Tuesday, August 16, 2011
A Long Journey
We went away this weekend on a short vacation with my extended family to the Poconos where my mom and her husband have been living. We only had to drive about 3 hours each way to get there and back, but it was light-years away from earlier family vacations when I was first sick.
There were 14 of us all together - 8 adults and 6 kids, sharing one house and all of our meals. We had a similar vacation together in the Adirondacks six years ago. In fact, I brought along a bunch of home movies and photo DVDs this weekend, and we watched a slideshow of that previous trip. As everyone else in the room exclaimed in delight and said, "Wasn't that the best vacation ever?" I just kept my mouth shut. That week stands out in my mind as the worst week of my entire life.
I was the sickest I have ever been, before or since.
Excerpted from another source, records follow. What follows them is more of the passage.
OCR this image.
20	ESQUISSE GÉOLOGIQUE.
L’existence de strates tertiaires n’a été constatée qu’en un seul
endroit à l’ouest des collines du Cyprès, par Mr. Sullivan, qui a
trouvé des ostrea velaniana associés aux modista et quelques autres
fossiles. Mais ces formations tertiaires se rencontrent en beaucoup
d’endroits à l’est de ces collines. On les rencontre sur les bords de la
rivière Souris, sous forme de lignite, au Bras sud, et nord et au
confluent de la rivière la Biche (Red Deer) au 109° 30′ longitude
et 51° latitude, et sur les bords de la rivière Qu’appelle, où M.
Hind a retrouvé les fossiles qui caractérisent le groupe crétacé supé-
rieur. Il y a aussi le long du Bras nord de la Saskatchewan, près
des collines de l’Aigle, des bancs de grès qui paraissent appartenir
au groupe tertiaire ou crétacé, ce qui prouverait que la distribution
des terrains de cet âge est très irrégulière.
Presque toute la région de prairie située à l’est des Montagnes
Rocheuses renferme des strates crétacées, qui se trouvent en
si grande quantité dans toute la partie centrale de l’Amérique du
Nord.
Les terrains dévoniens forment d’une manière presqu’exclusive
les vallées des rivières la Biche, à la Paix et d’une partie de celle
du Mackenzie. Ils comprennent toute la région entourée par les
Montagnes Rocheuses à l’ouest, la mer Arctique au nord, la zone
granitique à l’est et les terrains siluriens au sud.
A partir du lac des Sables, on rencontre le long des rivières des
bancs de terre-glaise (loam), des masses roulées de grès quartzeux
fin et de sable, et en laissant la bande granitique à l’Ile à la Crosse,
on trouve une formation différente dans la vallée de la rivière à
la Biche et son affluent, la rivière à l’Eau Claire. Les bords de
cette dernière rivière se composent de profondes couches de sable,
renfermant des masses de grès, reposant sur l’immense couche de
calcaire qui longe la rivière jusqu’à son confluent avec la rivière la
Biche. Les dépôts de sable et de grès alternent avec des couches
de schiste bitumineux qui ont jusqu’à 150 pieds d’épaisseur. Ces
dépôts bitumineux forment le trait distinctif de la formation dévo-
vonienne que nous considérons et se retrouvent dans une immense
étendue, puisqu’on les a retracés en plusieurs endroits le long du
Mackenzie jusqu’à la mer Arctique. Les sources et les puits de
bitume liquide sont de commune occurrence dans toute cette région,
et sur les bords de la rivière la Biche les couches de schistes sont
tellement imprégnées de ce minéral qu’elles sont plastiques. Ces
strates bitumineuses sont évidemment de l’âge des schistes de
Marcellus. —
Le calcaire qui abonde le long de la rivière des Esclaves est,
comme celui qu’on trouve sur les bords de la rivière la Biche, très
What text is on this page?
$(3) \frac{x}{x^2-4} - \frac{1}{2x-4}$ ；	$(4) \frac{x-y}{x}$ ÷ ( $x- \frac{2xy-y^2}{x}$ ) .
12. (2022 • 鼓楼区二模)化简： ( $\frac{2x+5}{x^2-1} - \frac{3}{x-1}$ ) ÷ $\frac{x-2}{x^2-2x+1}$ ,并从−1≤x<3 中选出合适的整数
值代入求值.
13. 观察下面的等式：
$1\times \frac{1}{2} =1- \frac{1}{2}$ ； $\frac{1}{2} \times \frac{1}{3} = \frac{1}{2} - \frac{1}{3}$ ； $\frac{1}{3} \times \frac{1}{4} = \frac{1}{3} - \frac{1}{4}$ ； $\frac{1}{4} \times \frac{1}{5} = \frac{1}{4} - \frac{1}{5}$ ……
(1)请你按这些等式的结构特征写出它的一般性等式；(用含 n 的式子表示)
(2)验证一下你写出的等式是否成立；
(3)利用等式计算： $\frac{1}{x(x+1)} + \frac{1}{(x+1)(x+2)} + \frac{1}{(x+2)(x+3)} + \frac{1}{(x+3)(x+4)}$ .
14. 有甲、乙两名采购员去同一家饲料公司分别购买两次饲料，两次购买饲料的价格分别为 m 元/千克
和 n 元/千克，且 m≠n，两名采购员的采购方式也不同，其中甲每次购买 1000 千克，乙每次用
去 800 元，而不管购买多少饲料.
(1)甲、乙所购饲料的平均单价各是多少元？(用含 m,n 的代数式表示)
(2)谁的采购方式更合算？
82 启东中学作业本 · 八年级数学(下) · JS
I had tried to warn my mother that I wasn't up to a full week with family, but she took it personally and insisted we come. By the evening of the first day there, I was plunging into the worst crash I have ever experienced. I spent three days in bed, not even able to read, doing nothing but lying in the dark with my eyes closed. I barely made it out of my room for meals. I tried to be personable, but I was just so horribly sick. I really thought I wouldn't survive the week. This was early in my illness when all of my family was in deep, deep denial about how sick I was, so they all just pretended everything was fine. It was a nightmare.
Contrast that to this past weekend...I had a great time and was able to participate in almost everything. I helped with meals, went to the beach with everyone, paddled my son's kayak, and played games with the kids. Sure, I still had to respect my limits - I took my daily nap, went to bed by 10 pm, and had to rest up a bit on Saturday morning after an active Friday - but I felt well enough to truly enjoy the vacation. And it is so wonderful to see my kids having so much fun with their cousins, building bonds that will last a lifetime.
The best part of all? Saturday night after watching some old home movies and telling stories of past escapades, we all laughed so hard there were tears pouring out of my eyes and I couldn't catch my breath. There is nothing more rejuvenating than laughing until your stomach muscles hurt! I felt as if I had my family back.
I have come a long, long way from those early years.